Bohn, Albert / Kremm, Werner / Leber, Peter-Dietmar / Sterbling, Anton / Tonţa, Walter (Hrsg.): Die Verschleppung der Deutschen aus dem Banat in die Sowjetunion aus der Sicht ihrer Kinder. Erzählberichte. München: Landsmannschaft der Banater Schwaben, 2. erw. Aufl., 2022, ISBN 978-3-9818760-7-9

Deportarea germanilor din Banat în Uniunea Sovietică. O prezentare a perspectivei copiilor prin relatări (re)povestite. Ed.: Albert Bohn, Werner Kremm, Peter-Dietmar Leber, Anton Sterbling și Walter Tonța. Traducerea în limba română și note de Sigrid Kuhn și Werner Kremm. Timișoara: CosmopolitanArt, 2022.

Im Januar 2025 sind es nunmehr 80 Jahre, seit der Gemeinschaft der Rumäniendeutschen einer der entscheidenden historischen Schläge versetzt wurden, die sie bewogen, in den darauf folgenden Jahrzehnten – nach der Wende von 1989 richtig entfesselt – Rumänien zu verlassen. Die Russlandverschleppung traf die betroffenen Familien nachhaltig. Die Nach-Wirkung des Schocks, ausgelöst durch die Tatsache, dass eine ganze ethnisch definierte Bevölkerungsgruppe einfach mit einer Kollektivschuld beladen (und zwar sowohl vom sowjetischen Diktator Stalin als auch von seinem zeitweiligen Zweck-Alliierten, dem „lupenreinen Demokraten“ englischer Facon Churchill und mit stiller Duldung des Weltpolzisten USA, durch die Präsidenten Franklin D. Roosevelt und Harry S. Truman) und mit fünfjähriger Deportation bestraft wurde – die Nachwirkung dieser Tatsache ist so „nach-haltig“, dass sie bis heute nicht verwunden werden konnte.

Davon zeugt das Buch, das wir – die Herausgeber Albert Bohn, Werner Kremm, Peter-Dietmar Leber, Anton Sterbling und Walter Tonța – in Form von „Erzählberichten“ als „Erinnerungsanthologie der Nachfolgegeneration der Russlandverschleppten“ unter dem Titel „Die Verschleppung der Deutschen aus dem Banat in die Sowjetunion aus der Sicht ihrer Kinder“ 2021/2022 in zwei (untereinander leicht abweichenden) Ausgaben (die Ausgabe II ist mit mehreren Berichten vervollständigt) und ebenfalls 2022 auch in rumänischer Sprache (Übersetzung: Werner Kremm, in Zusammenarbeit mit Sigrid Kuhn), diese Ausgabe ebenfalls mit sie bereichernden Beiträgen und Dokumenten, veröffentlicht haben.

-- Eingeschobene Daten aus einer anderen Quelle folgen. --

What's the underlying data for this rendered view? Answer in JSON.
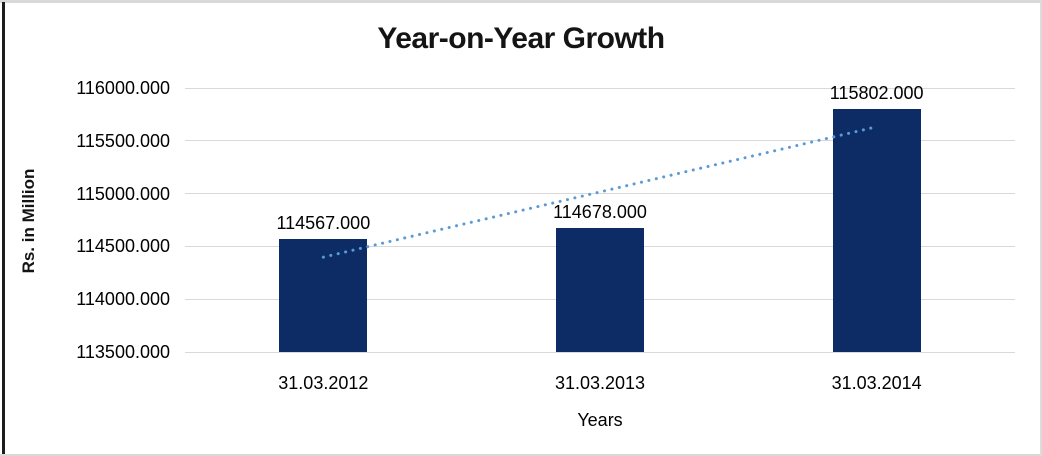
{
  "chart_data": {
    "type": "bar",
    "title": "Year-on-Year Growth",
    "xlabel": "Years",
    "ylabel": "Rs. in Million",
    "categories": [
      "31.03.2012",
      "31.03.2013",
      "31.03.2014"
    ],
    "values": [
      114567,
      114678,
      115802
    ],
    "data_labels": [
      "114567.000",
      "114678.000",
      "115802.000"
    ],
    "ylim": [
      113500,
      116000
    ],
    "ytick_step": 500,
    "ytick_labels": [
      "113500.000",
      "114000.000",
      "114500.000",
      "115000.000",
      "115500.000",
      "116000.000"
    ],
    "grid": true,
    "legend_position": "none",
    "trendline": {
      "type": "linear",
      "style": "dotted"
    },
    "colors": {
      "bar": "#0d2c66",
      "trendline": "#5b9bd5",
      "gridline": "#d9d9d9",
      "text": "#000000",
      "title": "#141414"
    }
  }
}
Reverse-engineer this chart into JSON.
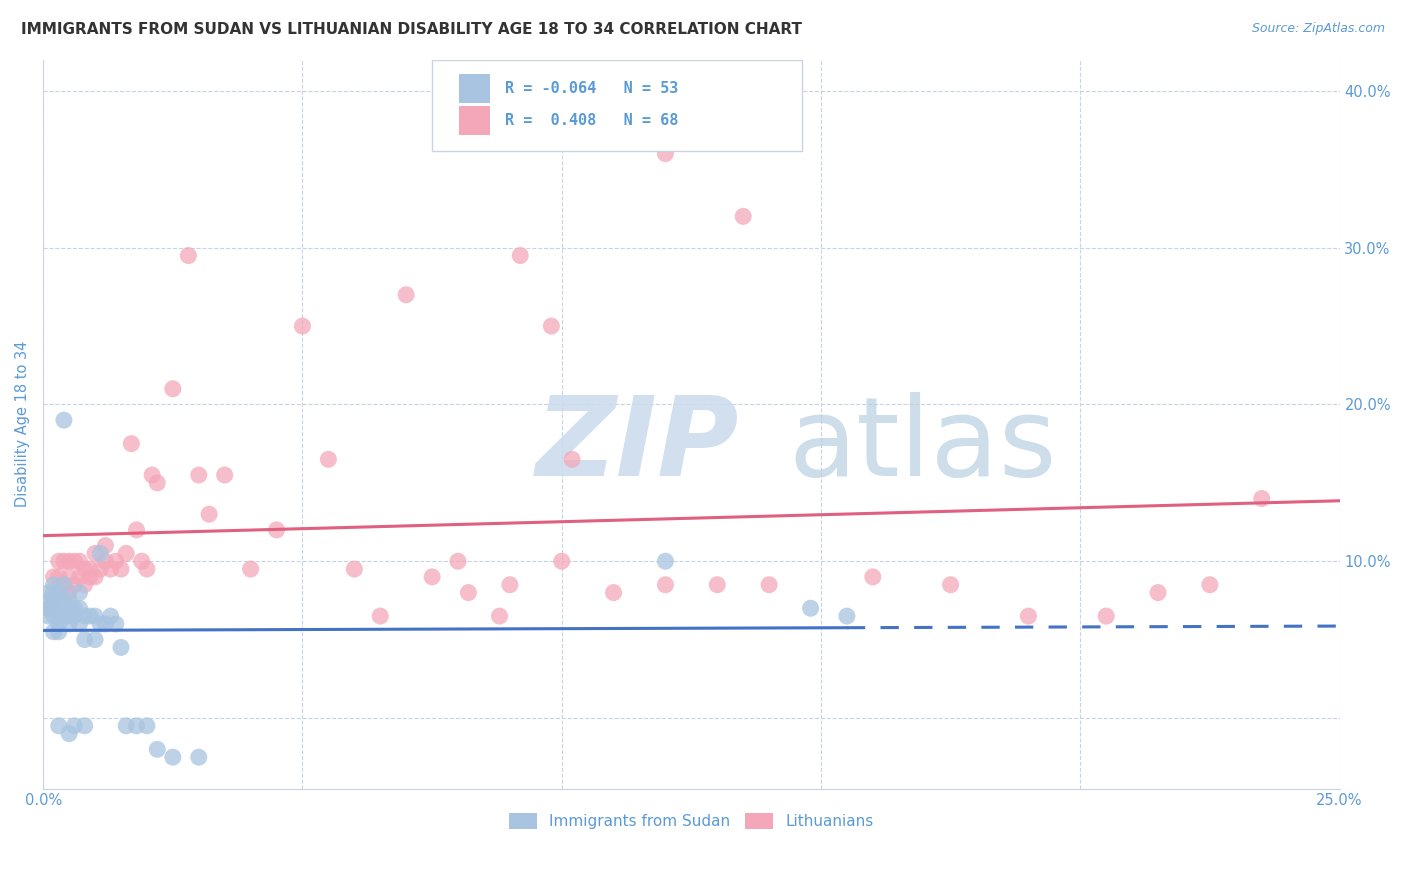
{
  "title": "IMMIGRANTS FROM SUDAN VS LITHUANIAN DISABILITY AGE 18 TO 34 CORRELATION CHART",
  "source": "Source: ZipAtlas.com",
  "ylabel": "Disability Age 18 to 34",
  "xlim": [
    0.0,
    0.25
  ],
  "ylim": [
    -0.045,
    0.42
  ],
  "yticks": [
    0.0,
    0.1,
    0.2,
    0.3,
    0.4
  ],
  "xticks": [
    0.0,
    0.05,
    0.1,
    0.15,
    0.2,
    0.25
  ],
  "legend_label1": "Immigrants from Sudan",
  "legend_label2": "Lithuanians",
  "r1": -0.064,
  "n1": 53,
  "r2": 0.408,
  "n2": 68,
  "color1": "#a8c4e0",
  "color2": "#f4a7b9",
  "line1_color": "#4472c4",
  "line2_color": "#e06080",
  "watermark_color": "#ccdcee",
  "axis_color": "#5b9bd5",
  "grid_color": "#c8d4e4",
  "sudan_x": [
    0.001,
    0.001,
    0.001,
    0.001,
    0.002,
    0.002,
    0.002,
    0.002,
    0.002,
    0.002,
    0.003,
    0.003,
    0.003,
    0.003,
    0.003,
    0.003,
    0.003,
    0.004,
    0.004,
    0.004,
    0.004,
    0.005,
    0.005,
    0.005,
    0.005,
    0.005,
    0.006,
    0.006,
    0.006,
    0.007,
    0.007,
    0.007,
    0.008,
    0.008,
    0.008,
    0.009,
    0.01,
    0.01,
    0.011,
    0.011,
    0.012,
    0.013,
    0.014,
    0.015,
    0.016,
    0.018,
    0.02,
    0.022,
    0.025,
    0.03,
    0.12,
    0.148,
    0.155
  ],
  "sudan_y": [
    0.065,
    0.07,
    0.075,
    0.08,
    0.055,
    0.065,
    0.07,
    0.075,
    0.08,
    0.085,
    0.055,
    0.06,
    0.065,
    0.07,
    0.075,
    0.08,
    -0.005,
    0.065,
    0.075,
    0.085,
    0.19,
    0.06,
    0.065,
    0.07,
    0.075,
    -0.01,
    0.065,
    0.07,
    -0.005,
    0.06,
    0.07,
    0.08,
    0.05,
    0.065,
    -0.005,
    0.065,
    0.05,
    0.065,
    0.06,
    0.105,
    0.06,
    0.065,
    0.06,
    0.045,
    -0.005,
    -0.005,
    -0.005,
    -0.02,
    -0.025,
    -0.025,
    0.1,
    0.07,
    0.065
  ],
  "lith_x": [
    0.001,
    0.002,
    0.002,
    0.003,
    0.003,
    0.003,
    0.004,
    0.004,
    0.005,
    0.005,
    0.005,
    0.006,
    0.006,
    0.007,
    0.007,
    0.008,
    0.008,
    0.009,
    0.009,
    0.01,
    0.01,
    0.011,
    0.012,
    0.012,
    0.013,
    0.014,
    0.015,
    0.016,
    0.017,
    0.018,
    0.019,
    0.02,
    0.021,
    0.022,
    0.025,
    0.028,
    0.03,
    0.032,
    0.035,
    0.04,
    0.045,
    0.05,
    0.055,
    0.06,
    0.07,
    0.08,
    0.09,
    0.1,
    0.11,
    0.12,
    0.13,
    0.14,
    0.16,
    0.175,
    0.19,
    0.205,
    0.215,
    0.225,
    0.235,
    0.12,
    0.135,
    0.098,
    0.088,
    0.065,
    0.075,
    0.082,
    0.092,
    0.102
  ],
  "lith_y": [
    0.07,
    0.075,
    0.09,
    0.08,
    0.09,
    0.1,
    0.085,
    0.1,
    0.08,
    0.09,
    0.1,
    0.085,
    0.1,
    0.09,
    0.1,
    0.085,
    0.095,
    0.09,
    0.095,
    0.09,
    0.105,
    0.095,
    0.1,
    0.11,
    0.095,
    0.1,
    0.095,
    0.105,
    0.175,
    0.12,
    0.1,
    0.095,
    0.155,
    0.15,
    0.21,
    0.295,
    0.155,
    0.13,
    0.155,
    0.095,
    0.12,
    0.25,
    0.165,
    0.095,
    0.27,
    0.1,
    0.085,
    0.1,
    0.08,
    0.085,
    0.085,
    0.085,
    0.09,
    0.085,
    0.065,
    0.065,
    0.08,
    0.085,
    0.14,
    0.36,
    0.32,
    0.25,
    0.065,
    0.065,
    0.09,
    0.08,
    0.295,
    0.165
  ]
}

In diesem Buch geht es uns darum, den Heutigen zu vermitteln, wie die damaligen Kinder die Deportation ihrer Eltern und älteren Geschwister erlebt und erlitten haben. Wie sehr das brutale Herausreißen von einfachen Menschen ihnen ein Weltbild und -gefüge zerstört hat, bis zur Unmöglichkeit einer Wiederherstellung. Es war eine Bevölkerung, die in ihrer überwiegenden Mehrheit ans Landleben gebunden war, die nur ihr Leben leben und im ihr bescheiden bescherten Rahmen in Ruhe ihr Glück, das Ruhe und Zufriedenheit hieß, er-leben wollte.

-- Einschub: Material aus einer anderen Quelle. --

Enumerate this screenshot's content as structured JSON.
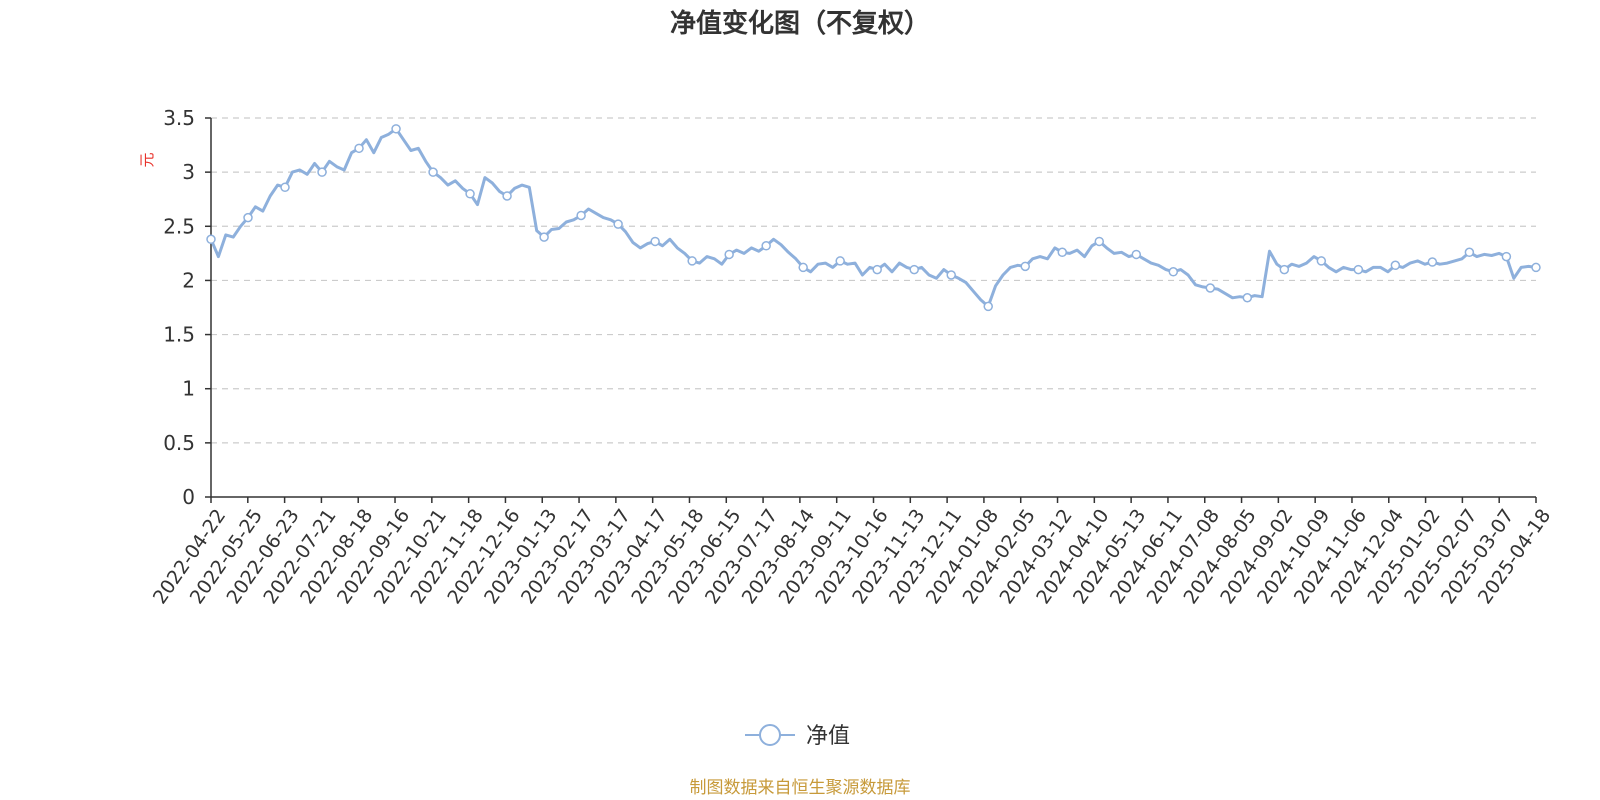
{
  "chart_data": {
    "type": "line",
    "title": "净值变化图（不复权）",
    "yunit": "元",
    "ylim": [
      0,
      3.5
    ],
    "yticks": [
      "0",
      "0.5",
      "1",
      "1.5",
      "2",
      "2.5",
      "3",
      "3.5"
    ],
    "grid": true,
    "legend_position": "bottom-center",
    "x_tick_labels": [
      "2022-04-22",
      "2022-05-25",
      "2022-06-23",
      "2022-07-21",
      "2022-08-18",
      "2022-09-16",
      "2022-10-21",
      "2022-11-18",
      "2022-12-16",
      "2023-01-13",
      "2023-02-17",
      "2023-03-17",
      "2023-04-17",
      "2023-05-18",
      "2023-06-15",
      "2023-07-17",
      "2023-08-14",
      "2023-09-11",
      "2023-10-16",
      "2023-11-13",
      "2023-12-11",
      "2024-01-08",
      "2024-02-05",
      "2024-03-12",
      "2024-04-10",
      "2024-05-13",
      "2024-06-11",
      "2024-07-08",
      "2024-08-05",
      "2024-09-02",
      "2024-10-09",
      "2024-11-06",
      "2024-12-04",
      "2025-01-02",
      "2025-02-07",
      "2025-03-07",
      "2025-04-18"
    ],
    "series": [
      {
        "name": "净值",
        "color": "#8eb0dc",
        "values": [
          2.38,
          2.22,
          2.42,
          2.4,
          2.5,
          2.58,
          2.68,
          2.64,
          2.78,
          2.88,
          2.86,
          3.0,
          3.02,
          2.98,
          3.08,
          3.0,
          3.1,
          3.05,
          3.02,
          3.18,
          3.22,
          3.3,
          3.18,
          3.32,
          3.35,
          3.4,
          3.3,
          3.2,
          3.22,
          3.1,
          3.0,
          2.95,
          2.88,
          2.92,
          2.85,
          2.8,
          2.7,
          2.95,
          2.9,
          2.82,
          2.78,
          2.85,
          2.88,
          2.86,
          2.46,
          2.4,
          2.47,
          2.48,
          2.54,
          2.56,
          2.6,
          2.66,
          2.62,
          2.58,
          2.56,
          2.52,
          2.45,
          2.35,
          2.3,
          2.34,
          2.36,
          2.32,
          2.38,
          2.3,
          2.25,
          2.18,
          2.16,
          2.22,
          2.2,
          2.15,
          2.24,
          2.28,
          2.25,
          2.3,
          2.27,
          2.32,
          2.38,
          2.33,
          2.26,
          2.2,
          2.12,
          2.08,
          2.15,
          2.16,
          2.12,
          2.18,
          2.15,
          2.16,
          2.05,
          2.12,
          2.1,
          2.15,
          2.08,
          2.16,
          2.12,
          2.1,
          2.12,
          2.05,
          2.02,
          2.1,
          2.05,
          2.02,
          1.98,
          1.9,
          1.82,
          1.76,
          1.95,
          2.05,
          2.12,
          2.14,
          2.13,
          2.2,
          2.22,
          2.2,
          2.3,
          2.26,
          2.25,
          2.28,
          2.22,
          2.32,
          2.36,
          2.3,
          2.25,
          2.26,
          2.22,
          2.24,
          2.2,
          2.16,
          2.14,
          2.1,
          2.08,
          2.1,
          2.05,
          1.96,
          1.94,
          1.93,
          1.92,
          1.88,
          1.84,
          1.85,
          1.84,
          1.86,
          1.85,
          2.27,
          2.15,
          2.1,
          2.15,
          2.13,
          2.16,
          2.22,
          2.18,
          2.12,
          2.08,
          2.12,
          2.1,
          2.1,
          2.08,
          2.12,
          2.12,
          2.08,
          2.14,
          2.12,
          2.16,
          2.18,
          2.15,
          2.17,
          2.15,
          2.16,
          2.18,
          2.2,
          2.26,
          2.22,
          2.24,
          2.23,
          2.25,
          2.22,
          2.02,
          2.12,
          2.13,
          2.12
        ]
      }
    ]
  },
  "legend": {
    "label": "净值"
  },
  "source": "制图数据来自恒生聚源数据库"
}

Die Herausgeber versuchten, mit Hilfe ihrer Gewährsleute (die sich aufgrund eines Aufrufs, als Folge einer Initiative von Albert Bohn und der Landsmannschaft der Banater Schwaben, meldeten) ein realitätsnahes, multiperpektivisches Bild zu entwerfen von der Deportation in die Sowjetunion und ihren generationsübergreifenden Folgen, aus der Sicht der nicht direkt Betroffenen, der Daheimgebliebenen – großteils die Großeltern und die Kinder. Die Beschreibungen aus den Erzählberichten sind gut verständlich, oft stark emotional geprägt, leicht komprehensibel, fatal subjektiv.

Doch à propos Subjektivität der Erzählberichte: gerade das ergibt einen „Masseneffekt der erzählten Subjektivität“. Nämlich dadurch, dass die Mehrheit der Gewährsleute bei aller Subjektivität (bei Selbsterlebtem kann es gar nicht anders sein!) unweigerlich auf gleiche (vergleichbare/ähnliche) Gefühle, Erlebnisse, Reaktionen hinweisen, bekommt diese so artikulierte Subjektivität, welche aus den Erzählberichten ein „Mosaik an Subjektivem“ entstehen lässt, einen hohen Grad an Objektivität.

Auch dadurch kommt das Gemeinschaftswerk der Herausgeber und ihrer Gewährsleute seinem Ziel nahe: einen Dokumentationsband vorzulegen, der künftigen Forschern oder der Erlebnisgeneration III – eine Vorlage liefert zur weiterführenden generationenübergreifenden Untersuchung der Folgen jenes Gewaltakts und Machtmissbrauchs, wie es jede Massendeportation ist und bewirkt.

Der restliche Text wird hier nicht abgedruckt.